3. Hukuk Dairesi         2014/8536 E.  ,  2014/8865 K.

    "İçtihat Metni"

    MAHKEMESİ : KIZILTEPE 1. ASLİYE HUKUK MAHKEMESİ
    TARİHİ : 07/06/2012
    NUMARASI : 2009/408-2012/786

    Taraflar arasında görülen tazminat davasının yapılan muhakemesi sonunda mahalli mahkemece verilen hüküm taraf vekilleri tarafından temyiz edilmiştir.

    Y A R G I T A Y K A R A R I

    Temyiz isteminin süresi içinde olduğu anlaşıldıktan sonra dosyadaki bütün kağıtlar okunup gereği düşünüldü:
    Davacılar vekili dilekçesi ile; müvekkillerinin murisinin, 16.08.2008 tarihinde ikamet ettiği yerde elektrik olmamasından dolayı direkteki arızayı onarmak için, çevresinde hiçbir engel ve korkuluk olmayan ve fonksiyonel kolu standarda uygun olarak yapılmayan direğe çıktığını ve yüksek gerilime kapılarak hayatını kaybettiğini, davalının üzerine düşen ağır özen yükümlülüğünü yerine getirmediğini, dolayısıyla kusurlu olduğunu ileri sürerek; fazlaya dair dava ve talep hakları saklı kalmak üzere, her bir davacı için ayrı ayrı belirttikleri toplam 110.000 TL manevi tazminat ile 7000 TL maddi tazminat"ın olay tarihinden itibaren işleyecek yasal faizi ile birlikte davalı kurumdan tahsiline karar verilmesini talep ve dava etmiştir.
    Davalı vekili cevap dilekçesinde; davanın idari yargı görev alanına girdiğini, öncelikle davanın görev yönünden reddine karar verilmesini; esası bakımından da, davacı vekilinin iddialarının gerçek dışı olduğunu, olayda müvekkili kurumun bir kusurunun bulunmadığını savunup, davanın reddine karar verilmesini istemiştir.
    Davacı vekili ıslah dilekçesi ile; maddi tazminat taleplerini bilirkişi raporu doğrultusunda artırmıştır.
    Mahkemece; bilirkişi raporu doğrultusunda davanın kısmen kabülü cihetine gidilmiş, hüküm taraf vekillerince süresinde temyiz edilmiştir.
    Dosyadaki yazılara, kararın dayandığı delillerle kanuni gerektirici sebeplere ve özellikle delillerin takdirinde bir isabetsizlik görülmemesine göre, davalı vekilinin tüm, davacı vekilinin aşağıdaki bent dışında sair temyiz itirazları yerinde değildir.
    Bu bağlamda;
    1-)Mahkemece; davacı (eş) R.. Ö.. için 5.000 TL, her bir çocuk için de 1.000"er TL manevi tazminata hükmedilmiştir.
    Hâkim, manevi tazminatın miktarını tayin ederken saldırı teşkil eden eylem ve olayın özelliği yanında tarafların kusur oranını, sıfatını, işgal ettikleri makamı ve diğer sosyal ve ekonomik durumlarını da dikkate almalıdır.

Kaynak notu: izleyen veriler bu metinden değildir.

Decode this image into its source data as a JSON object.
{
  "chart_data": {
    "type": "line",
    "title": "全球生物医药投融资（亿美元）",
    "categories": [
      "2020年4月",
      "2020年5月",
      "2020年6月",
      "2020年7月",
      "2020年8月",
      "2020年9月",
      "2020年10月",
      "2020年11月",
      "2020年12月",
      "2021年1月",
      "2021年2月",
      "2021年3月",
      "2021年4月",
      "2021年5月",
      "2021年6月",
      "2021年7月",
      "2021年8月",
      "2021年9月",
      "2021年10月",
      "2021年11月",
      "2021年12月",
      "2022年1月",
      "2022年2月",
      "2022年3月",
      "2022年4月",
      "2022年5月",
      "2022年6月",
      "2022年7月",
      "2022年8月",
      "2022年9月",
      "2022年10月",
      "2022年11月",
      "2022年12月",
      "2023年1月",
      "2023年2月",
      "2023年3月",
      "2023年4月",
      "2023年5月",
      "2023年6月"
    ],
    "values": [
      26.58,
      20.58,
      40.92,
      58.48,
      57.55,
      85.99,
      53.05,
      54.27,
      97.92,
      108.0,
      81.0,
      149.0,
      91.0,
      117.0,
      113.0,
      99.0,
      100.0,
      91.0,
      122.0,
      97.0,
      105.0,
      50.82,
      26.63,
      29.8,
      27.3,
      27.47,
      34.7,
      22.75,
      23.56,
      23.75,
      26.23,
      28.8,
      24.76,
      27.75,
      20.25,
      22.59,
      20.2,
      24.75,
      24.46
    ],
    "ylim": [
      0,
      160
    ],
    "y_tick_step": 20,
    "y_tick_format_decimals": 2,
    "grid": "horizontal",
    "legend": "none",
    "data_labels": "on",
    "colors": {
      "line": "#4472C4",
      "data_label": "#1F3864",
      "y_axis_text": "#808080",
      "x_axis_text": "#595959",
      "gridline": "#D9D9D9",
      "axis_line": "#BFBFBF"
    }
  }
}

Miktarın belirlenmesinde her olaya göre değişebilecek özel hal ve şartların bulunacağı da gözetilerek takdir hakkını etkileyecek nedenleri karar yerinde objektif olarak göstermelidir. Çünkü kanunun takdir hakkı verdiği hususlarda hâkimin hukuka ve hakkaniyete göre hüküm vereceği Türk Medeni Kanununun 4. maddesinde belirtilmiştir. Hükmedilecek bu para, zarara uğrayanda manevi huzuru doğurmayı gerçekleştirecek tazminata benzer bir fonksiyonu olan özgün bir nitelik taşır. Bir ceza olmadığı gibi malvarlığı hukukuna ilişkin bir zararın karşılanmasını da amaç edinmemiştir. Manevi tazminat; somut olaya, gerçekleşme biçimine, hak ve nesafet kurallarına uygun, ruh huzuru, bozulan dengenin giderilmesine yarar şekilde teyid edilmelidir. (H.G.K., 06.02.2013 gün ve 2013/4-722 E.-201 K.)
    Takdir edilecek miktar, mevcut halde elde edilmek istenilen tatmin duygusunun etkisine ulaşmak için gerekli olan kadar olmalıdır.
    Davada, olay nedeniyle, davacılar; eş ve babaları olan müteveffanın maddi ve manevi desteğinden ömür boyu yoksun kalmışlardır. Bu nedenle, hükmedilecek manevi tazminatın, onların manevi dünyalarında oluşan yıkımı, acıyı ve kederi bir nebze de olsa giderici ve hafifletici olması gerekmekte olup, tazminat çok az olup, uygun bir miktara hükmedilmemiş olması bozmayı gerektirmektedir.
    Borçlar Kanunu"nun 47.maddesi hükmüne göre hakimin özel halleri gözönünde tutarak hak sahibine verilmesine karar vereceği manevi tazminat adalete uygun olmalıdır. Hükmedilecek bu para, zarara uğrayanda manevi huzuru doğurmayı gerçekleştirecek tazminata benzer bir fonksiyonu olan özgün bir nitelik taşır. Bir ceza olmadığı gibi mamelek hukukuna ilişkin zararın karşılanmasını da amaç edinmemiştir. O halde, bu tazminatın sınırı onun amacına göre belirlenmelidir. Takdir edilecek miktar, mevcut halde elde edilmek istenilen tatmin duygusunun etkisine ulaşmak için gerekli olan kadar olmalıdır. 22.06.1966 günlü ve 7/7 sayılı Yargıtay İçtihadı Birleştirme Kararının gerekçesinde takdir olunacak manevi tazminatın tutarını etkileyecek özel hal ve şartlar da açıkça gösterilmiştir. Bunlar her olaya göre değişebileceğinden hakim bu konuda takdir hakkını kullanırken ona etkili olan nedenleri de karar yerinde objektif ölçülere göre isabetli bir biçimde göstermelidir. (H.G.K.14.11.2012 gün ve 2012/4-510 E.-786 K.)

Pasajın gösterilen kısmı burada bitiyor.